VOZ OVER

MINORITY REPORT

 

 

http://voiceover.blogdiario.com/img/minorityr.jpeg

 

 

T.o.: Minority Report.

Director: Steven Spielberg.

Guión: Scott Frank y Jon Coen, basado en la novela de Philip K. Dick.

Intérpretes: Tom Cruise, Colin Farell, Samantha Morton, Neal McDonough, Max Von Sydow, Lois Smith.

Música: John Williams.

Fotografía: Janusz Kaminski

EEUU. 2002. 123 minutos.

 

Al filo del cambio de milenio, Steven Spielberg quiso dar la puntilla definitiva a aquellos, pocos, que todavía podían poner en duda su calidad de abanderado del cine de ciencia-ficción de qualité de los últimos tiempos.
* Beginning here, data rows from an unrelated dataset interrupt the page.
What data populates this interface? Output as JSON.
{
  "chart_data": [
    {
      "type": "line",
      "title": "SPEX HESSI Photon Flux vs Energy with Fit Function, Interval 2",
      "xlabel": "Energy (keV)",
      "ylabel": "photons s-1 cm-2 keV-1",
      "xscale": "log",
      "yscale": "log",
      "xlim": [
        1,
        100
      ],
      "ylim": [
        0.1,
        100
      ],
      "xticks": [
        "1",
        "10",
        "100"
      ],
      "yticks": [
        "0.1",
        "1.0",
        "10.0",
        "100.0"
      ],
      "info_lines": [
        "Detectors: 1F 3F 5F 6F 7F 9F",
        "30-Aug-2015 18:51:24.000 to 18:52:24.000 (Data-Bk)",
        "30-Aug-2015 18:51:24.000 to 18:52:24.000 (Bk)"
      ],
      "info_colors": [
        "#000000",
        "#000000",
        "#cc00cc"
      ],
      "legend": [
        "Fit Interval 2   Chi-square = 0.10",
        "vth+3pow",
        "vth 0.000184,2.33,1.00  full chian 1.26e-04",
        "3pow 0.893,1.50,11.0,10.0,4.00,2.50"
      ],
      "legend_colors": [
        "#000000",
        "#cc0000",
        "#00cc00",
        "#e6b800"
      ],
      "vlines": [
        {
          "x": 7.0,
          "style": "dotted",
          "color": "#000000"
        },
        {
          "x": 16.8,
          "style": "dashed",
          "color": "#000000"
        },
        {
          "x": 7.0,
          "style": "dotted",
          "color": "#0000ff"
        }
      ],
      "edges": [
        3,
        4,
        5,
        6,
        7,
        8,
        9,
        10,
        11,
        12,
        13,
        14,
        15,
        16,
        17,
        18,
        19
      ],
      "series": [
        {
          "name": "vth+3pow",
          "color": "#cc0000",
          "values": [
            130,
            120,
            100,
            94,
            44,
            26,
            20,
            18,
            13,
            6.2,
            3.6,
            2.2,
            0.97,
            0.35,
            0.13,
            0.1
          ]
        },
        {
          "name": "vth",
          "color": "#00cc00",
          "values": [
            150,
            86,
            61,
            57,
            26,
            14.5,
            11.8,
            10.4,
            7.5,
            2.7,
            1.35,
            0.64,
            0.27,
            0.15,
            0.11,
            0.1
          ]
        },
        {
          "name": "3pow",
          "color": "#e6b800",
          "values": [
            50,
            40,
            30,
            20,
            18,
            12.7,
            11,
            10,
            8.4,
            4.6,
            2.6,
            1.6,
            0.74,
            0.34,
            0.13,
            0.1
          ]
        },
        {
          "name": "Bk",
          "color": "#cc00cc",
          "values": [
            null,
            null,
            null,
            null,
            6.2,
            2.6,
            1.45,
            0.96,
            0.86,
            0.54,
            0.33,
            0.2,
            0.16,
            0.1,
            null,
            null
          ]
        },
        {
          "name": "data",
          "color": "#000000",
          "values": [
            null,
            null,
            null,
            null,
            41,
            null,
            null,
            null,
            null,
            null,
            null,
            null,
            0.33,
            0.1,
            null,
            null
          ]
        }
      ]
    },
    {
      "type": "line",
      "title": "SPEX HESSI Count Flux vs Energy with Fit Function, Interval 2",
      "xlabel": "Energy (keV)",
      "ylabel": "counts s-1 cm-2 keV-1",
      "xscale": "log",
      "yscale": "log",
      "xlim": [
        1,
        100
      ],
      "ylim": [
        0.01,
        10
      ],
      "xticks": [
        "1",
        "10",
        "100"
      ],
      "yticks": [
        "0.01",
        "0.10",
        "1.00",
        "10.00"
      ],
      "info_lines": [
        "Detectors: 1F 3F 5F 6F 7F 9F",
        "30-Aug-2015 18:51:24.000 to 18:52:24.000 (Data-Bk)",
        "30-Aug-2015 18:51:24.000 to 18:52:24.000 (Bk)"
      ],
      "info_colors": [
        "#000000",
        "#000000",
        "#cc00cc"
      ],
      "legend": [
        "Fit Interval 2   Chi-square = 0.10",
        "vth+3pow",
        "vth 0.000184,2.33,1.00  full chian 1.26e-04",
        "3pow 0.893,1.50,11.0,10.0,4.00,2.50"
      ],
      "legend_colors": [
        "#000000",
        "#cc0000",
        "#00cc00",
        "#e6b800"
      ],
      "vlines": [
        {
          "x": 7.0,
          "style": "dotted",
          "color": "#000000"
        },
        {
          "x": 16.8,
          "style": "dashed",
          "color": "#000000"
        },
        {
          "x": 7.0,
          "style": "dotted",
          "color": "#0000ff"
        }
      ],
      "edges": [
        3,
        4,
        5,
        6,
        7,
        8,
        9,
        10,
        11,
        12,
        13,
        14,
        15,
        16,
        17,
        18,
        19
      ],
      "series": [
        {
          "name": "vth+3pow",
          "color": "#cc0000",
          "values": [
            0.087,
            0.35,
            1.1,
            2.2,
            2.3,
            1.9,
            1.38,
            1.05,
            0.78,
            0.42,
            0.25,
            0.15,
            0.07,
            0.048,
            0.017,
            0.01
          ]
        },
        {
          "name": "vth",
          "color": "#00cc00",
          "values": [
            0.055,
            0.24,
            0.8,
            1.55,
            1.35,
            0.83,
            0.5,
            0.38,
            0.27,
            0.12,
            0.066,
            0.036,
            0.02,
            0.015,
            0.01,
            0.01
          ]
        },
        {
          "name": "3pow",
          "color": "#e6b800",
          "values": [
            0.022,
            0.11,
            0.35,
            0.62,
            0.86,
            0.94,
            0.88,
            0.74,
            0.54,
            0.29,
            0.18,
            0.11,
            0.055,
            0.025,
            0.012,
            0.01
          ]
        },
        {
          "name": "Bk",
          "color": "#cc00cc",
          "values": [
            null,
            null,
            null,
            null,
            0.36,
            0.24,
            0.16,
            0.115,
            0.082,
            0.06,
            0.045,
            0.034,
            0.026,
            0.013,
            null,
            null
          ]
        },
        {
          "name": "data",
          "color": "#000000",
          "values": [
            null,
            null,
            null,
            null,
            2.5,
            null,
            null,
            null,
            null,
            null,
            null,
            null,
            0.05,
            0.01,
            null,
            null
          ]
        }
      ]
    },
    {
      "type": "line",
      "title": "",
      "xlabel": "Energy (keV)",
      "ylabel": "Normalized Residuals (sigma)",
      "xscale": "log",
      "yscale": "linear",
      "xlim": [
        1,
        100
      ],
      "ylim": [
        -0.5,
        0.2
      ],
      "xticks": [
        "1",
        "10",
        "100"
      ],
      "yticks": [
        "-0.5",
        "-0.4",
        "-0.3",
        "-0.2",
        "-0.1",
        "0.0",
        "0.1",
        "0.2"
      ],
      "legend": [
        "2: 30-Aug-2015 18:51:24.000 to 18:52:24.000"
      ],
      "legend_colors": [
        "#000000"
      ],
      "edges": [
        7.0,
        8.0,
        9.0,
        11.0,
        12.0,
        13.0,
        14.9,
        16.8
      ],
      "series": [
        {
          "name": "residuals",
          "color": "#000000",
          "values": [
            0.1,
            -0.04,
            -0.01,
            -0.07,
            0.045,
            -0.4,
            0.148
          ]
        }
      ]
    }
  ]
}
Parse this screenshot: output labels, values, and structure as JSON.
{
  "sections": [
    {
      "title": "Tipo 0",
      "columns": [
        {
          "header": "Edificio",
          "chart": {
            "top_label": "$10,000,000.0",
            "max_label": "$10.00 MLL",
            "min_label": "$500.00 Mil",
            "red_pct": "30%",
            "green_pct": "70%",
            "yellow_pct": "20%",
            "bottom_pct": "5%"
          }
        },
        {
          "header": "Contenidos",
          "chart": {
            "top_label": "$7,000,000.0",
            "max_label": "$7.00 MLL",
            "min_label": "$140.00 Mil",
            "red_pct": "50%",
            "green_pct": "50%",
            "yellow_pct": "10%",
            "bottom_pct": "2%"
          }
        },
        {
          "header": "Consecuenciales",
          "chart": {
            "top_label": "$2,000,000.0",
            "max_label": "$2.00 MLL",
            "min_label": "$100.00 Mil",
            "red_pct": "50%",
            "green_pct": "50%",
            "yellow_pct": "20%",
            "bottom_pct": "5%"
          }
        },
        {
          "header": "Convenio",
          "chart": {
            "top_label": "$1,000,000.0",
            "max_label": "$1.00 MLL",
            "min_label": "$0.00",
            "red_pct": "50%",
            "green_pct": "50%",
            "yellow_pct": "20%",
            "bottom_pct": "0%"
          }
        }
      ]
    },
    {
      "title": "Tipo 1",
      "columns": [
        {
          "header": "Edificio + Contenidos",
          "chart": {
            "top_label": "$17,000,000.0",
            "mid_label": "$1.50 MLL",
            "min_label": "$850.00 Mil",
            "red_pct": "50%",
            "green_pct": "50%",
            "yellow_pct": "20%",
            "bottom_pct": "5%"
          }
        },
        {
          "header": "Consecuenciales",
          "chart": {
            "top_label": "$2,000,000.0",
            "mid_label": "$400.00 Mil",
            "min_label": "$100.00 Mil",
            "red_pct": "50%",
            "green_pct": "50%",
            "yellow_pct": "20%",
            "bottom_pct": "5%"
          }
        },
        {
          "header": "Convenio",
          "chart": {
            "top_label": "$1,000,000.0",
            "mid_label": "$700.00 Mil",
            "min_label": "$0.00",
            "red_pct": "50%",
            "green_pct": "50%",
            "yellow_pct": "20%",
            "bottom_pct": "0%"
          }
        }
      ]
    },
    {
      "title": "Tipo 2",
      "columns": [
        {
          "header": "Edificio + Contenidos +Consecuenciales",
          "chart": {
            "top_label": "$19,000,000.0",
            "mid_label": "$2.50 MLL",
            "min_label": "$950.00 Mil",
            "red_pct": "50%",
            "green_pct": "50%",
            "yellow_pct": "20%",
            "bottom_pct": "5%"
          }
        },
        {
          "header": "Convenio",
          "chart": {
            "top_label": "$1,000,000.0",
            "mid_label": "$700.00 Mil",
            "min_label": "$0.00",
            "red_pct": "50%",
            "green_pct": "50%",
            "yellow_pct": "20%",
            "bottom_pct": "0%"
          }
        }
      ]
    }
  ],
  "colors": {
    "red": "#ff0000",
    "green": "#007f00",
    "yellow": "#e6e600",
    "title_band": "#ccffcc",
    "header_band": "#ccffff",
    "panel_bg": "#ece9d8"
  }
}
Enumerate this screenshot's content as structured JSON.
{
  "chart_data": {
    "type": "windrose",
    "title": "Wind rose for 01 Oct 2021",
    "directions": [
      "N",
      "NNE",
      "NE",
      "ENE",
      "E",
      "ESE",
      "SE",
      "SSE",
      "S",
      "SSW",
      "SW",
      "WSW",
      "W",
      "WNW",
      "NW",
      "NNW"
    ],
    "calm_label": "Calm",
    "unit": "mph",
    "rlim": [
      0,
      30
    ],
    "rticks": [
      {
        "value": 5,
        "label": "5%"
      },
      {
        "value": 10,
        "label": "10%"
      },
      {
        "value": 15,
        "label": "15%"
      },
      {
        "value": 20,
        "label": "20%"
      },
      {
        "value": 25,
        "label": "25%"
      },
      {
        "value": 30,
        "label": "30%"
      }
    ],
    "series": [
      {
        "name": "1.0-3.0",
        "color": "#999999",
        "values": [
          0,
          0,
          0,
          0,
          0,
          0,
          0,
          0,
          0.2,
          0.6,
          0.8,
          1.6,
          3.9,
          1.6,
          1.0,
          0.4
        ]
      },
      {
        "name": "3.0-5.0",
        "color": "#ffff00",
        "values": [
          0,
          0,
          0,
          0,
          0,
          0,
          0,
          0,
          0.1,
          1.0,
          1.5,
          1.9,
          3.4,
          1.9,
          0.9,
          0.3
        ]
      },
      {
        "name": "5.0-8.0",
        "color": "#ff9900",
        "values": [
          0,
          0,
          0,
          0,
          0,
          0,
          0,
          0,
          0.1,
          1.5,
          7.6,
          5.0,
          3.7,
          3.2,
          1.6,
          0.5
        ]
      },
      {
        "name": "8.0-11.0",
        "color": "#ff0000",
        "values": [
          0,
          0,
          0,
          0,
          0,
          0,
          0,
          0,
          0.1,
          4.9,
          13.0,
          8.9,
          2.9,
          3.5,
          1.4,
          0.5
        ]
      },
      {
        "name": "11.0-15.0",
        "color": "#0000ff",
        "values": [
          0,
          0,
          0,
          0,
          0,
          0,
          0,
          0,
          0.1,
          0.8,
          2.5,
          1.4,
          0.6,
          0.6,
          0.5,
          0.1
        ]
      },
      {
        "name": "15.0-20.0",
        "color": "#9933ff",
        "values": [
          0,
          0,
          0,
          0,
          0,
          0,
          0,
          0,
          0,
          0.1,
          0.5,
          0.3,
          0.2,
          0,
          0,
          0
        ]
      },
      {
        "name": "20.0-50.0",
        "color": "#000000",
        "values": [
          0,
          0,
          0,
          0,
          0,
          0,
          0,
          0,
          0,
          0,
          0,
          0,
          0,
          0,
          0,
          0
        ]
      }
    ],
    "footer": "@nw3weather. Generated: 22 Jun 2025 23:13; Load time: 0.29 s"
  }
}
Ahondando mucho más allá que su colega Lucas, hermético en su franquicia galáctica, el apodado Rey Midas de Hollywood, tras regalarnos en la década de los 70 una obra definitoria de intenciones –Close encounters on the third kird-, en los 80 el melodrama galáctico por excelencia –ET- , en los 90 aterrizó, por así decirlo, en conflictos y temas de corte menos fantasioso –fue la década de Amistad, Save Private Ryan, y  Schindler’s List, y los dos Oscar-, pero, tras su colaboración con Stanley Kubrick, y el fallecimiento de éste al inicio del nuevo milenio, Spielberg tomó en cierto modo el relevo del maestro en la brillante Artificial Intelligence, ejercicio metafísico y refinado, y pese a todo película muy personal del realizador.

 

Después llegó esta Minority Report, cuyo substrato, perfectamente asimilado por guionistas y director en la película, es una narración del siempre estimulante Philip K. Dick, que pone en evidencia la fragilidad del sistema judicial, y que habla de la progresiva “minorización” –epíteto de nuevo cuño para la ocasión- del hombre en una sociedad sintética y policial, de la utopía de la justicia institucionalizada, y, cómo no, del alto precio del libre albedrío en un mundo demasiado cuadriculado.

 

Con semejante punto de partida, el (punto de partida) de la película es de todo punto brillante: utilizando los efectos especiales no como efecto, sino como causa -para mostrar el funcionamiento de un programa policial desde la central de operaciones-, y resultando de ello una espectacularidad mayúscula, la primera y frenética media hora del filme –de prodigioso montaje- nos pone en antecedentes: qué es “Precrime”, que son los “Precogs”, cómo funciona el programa, cuáles son sus instrumentos –ahí se incluye la presentación de John Anderton-, dónde radica su éxito.

 

Seguidamente, sin perder los FX un ápice de ostentación y belleza, conoceremos el conflicto humano del protagonista, retratado con habilidad, con el touch propio del realizador –la escena en el cubículo de Anderton, las imágenes familiares reproducidas en el sistema 3-D, la dosis de droga para mitigar el dolor-.

 

De ahí ya directos a la trama argumental, cuyo interesante telón de fondo es el programa “Precrime” y la corporación privada promotora y responsable, que ahora pretende institucionalizarlo –y que podría definirse como un estado embrionario del OPC de Robocop (y Von Sydow el equivalente de Ronny Cox, claro)-, y que enfrentará a nuestro sufrido protagonista a una lucha contra reloj por la supervivencia y contra los elementos, en un derroche de secuencias de acción trepidante, perfectamente punteadas con un ácido retrato del futuro y sus coyunturas (y que tiene mucho más de, por ejemplo, Total Recall, que de Blade Runner).

 

El mayor lastre con el que se enfrenta el filme de Spielberg es el desenlace del mismo, demasiado largo, demasiado difuso en su desarrollo, y aun previsible. El director traiciona sus propios patronos –quizás aquejado por la mala recepción de público de su anterior película, A.I.- , y ata los cabos con una caligrafía diáfana en exceso –lo que excluye la posibilidad de sugerencia- , que además no encuentra contrapunto en una resolución visual a la altura del resto de la función (ahí están la escena en la azotea entre Cruise y Von Sydow, y -¡ay!- un epílogo terriblemente dulzón, que nos muestra la reconciliación del protagonista con su esposa y el exorcismo del dolor por la pérdida del hijo, y después el destino locus amoenus de unos, ahora flemáticos, precogs). Mediocre final para un ejercicio de equilibrismo visual tan bien orquestado hasta los últimos compases, y demasiada blandura para una propuesta argumental que guarda bajo la adicción a las drogas –los neurómanos- la justificación de una virtud casi divina de vislumbrar el futuro, y con ello, tal vez sea un decir, solucionar todos los males de la sociedad.